Chapter 12 - Multi-degree-of-freedom systems: Free vibrations

Abstract

In this chapter, the free vibrations of MDOF systems are discussed. First, the undamped free vibrations are studied. The relevant eigenvalue problem is formulated and its solution is presented to obtain the eigenfrequencies (natural frequencies) and eigenmodes (mode shapes). The standard as well the generalized linear eigenvalue problems are in-depth studied and the conditions imposed on the mass and stiffness matrices, which ensure positive eigenfrequencies, are elucidated.
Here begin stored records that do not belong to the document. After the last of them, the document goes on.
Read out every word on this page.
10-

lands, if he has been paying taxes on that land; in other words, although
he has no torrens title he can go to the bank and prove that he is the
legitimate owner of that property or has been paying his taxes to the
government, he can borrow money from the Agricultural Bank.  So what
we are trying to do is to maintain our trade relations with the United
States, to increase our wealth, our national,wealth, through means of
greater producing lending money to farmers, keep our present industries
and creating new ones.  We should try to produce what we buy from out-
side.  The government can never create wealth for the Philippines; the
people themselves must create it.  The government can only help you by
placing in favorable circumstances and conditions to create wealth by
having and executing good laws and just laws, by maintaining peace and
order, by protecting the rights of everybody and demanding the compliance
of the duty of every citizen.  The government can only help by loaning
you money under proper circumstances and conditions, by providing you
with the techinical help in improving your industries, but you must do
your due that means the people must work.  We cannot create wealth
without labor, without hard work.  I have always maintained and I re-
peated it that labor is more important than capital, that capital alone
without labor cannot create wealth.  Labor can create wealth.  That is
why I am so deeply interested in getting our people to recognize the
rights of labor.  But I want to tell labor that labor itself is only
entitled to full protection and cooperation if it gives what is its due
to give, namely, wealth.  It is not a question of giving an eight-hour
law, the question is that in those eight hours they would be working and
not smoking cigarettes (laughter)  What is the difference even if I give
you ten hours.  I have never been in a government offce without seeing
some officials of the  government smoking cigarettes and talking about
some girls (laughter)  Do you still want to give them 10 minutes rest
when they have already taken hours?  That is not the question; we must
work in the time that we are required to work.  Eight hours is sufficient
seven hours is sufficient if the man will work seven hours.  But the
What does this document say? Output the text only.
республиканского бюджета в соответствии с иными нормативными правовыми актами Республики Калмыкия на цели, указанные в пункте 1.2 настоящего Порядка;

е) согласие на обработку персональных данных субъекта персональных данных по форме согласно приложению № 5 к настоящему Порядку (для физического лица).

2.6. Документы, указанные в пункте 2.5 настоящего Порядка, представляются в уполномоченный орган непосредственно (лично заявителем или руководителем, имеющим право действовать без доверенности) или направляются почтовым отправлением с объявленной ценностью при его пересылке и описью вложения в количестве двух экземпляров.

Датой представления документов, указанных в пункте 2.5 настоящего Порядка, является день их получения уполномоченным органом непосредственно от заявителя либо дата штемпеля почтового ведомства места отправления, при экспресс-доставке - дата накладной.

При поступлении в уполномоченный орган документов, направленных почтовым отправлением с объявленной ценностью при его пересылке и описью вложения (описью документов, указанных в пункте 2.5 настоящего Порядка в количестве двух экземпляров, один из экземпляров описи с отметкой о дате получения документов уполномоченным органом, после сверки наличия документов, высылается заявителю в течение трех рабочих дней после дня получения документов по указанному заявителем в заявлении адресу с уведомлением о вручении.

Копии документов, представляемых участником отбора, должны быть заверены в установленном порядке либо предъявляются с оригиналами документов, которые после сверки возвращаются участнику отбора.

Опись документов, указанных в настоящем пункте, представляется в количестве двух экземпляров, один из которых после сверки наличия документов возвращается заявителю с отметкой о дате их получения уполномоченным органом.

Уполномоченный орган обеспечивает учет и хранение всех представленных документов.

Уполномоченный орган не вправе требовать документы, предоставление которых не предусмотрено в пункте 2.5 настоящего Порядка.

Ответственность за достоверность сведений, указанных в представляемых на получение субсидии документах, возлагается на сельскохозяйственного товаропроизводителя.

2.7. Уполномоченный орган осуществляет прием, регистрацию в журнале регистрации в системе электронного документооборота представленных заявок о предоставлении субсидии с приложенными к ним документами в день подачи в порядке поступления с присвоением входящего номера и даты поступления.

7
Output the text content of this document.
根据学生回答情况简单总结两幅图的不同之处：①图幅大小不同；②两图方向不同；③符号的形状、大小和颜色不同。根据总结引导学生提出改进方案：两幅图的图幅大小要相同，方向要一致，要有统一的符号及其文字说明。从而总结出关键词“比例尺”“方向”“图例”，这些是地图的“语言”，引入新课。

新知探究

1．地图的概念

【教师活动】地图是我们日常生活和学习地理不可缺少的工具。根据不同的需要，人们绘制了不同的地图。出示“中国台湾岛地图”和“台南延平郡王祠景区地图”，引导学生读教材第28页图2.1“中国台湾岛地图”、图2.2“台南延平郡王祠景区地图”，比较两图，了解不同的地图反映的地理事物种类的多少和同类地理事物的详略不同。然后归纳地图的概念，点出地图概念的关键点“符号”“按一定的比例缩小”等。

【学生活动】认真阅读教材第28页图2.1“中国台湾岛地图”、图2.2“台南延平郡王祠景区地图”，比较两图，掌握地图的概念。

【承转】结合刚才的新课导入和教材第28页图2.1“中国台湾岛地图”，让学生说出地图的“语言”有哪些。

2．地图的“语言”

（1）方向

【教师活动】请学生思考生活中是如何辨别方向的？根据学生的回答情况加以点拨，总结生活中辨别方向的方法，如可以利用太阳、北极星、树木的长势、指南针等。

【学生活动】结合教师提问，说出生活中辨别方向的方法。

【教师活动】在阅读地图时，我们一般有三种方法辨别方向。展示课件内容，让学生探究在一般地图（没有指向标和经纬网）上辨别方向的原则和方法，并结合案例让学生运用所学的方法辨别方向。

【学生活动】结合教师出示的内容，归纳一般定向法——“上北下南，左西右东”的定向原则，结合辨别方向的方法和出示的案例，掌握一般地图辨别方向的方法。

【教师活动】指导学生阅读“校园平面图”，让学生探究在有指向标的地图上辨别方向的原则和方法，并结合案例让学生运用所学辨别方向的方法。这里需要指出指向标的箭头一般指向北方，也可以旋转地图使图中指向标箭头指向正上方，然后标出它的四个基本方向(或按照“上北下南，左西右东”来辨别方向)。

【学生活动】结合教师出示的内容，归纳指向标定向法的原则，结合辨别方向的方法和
The orthogonality properties of the eigenmodes are derived for distinct as well as multiple eigenfrequencies and their application to the decoupling of the equations of motion is presented. The Rayleigh method for the approximate computation of the eigenfrequencies is discussed and the properties of the Rayleigh quotient are studied. The damped free vibrations are also discussed and the solution of the ensuing quadratic eigenvalue problem is presented. The free vibration problem for undamped and damped vibrations is solved using the mode superposition method. The concept of proportional damping is introduced, its usefulness in the analysis of the damped free vibrations of structures is demonstrated, and methods for its construction are presented. All presented material is illustrated by appropriately chosen examples. The pertinent bibliography with recommended references for further study is also included. The chapter is enriched with problems to be solved.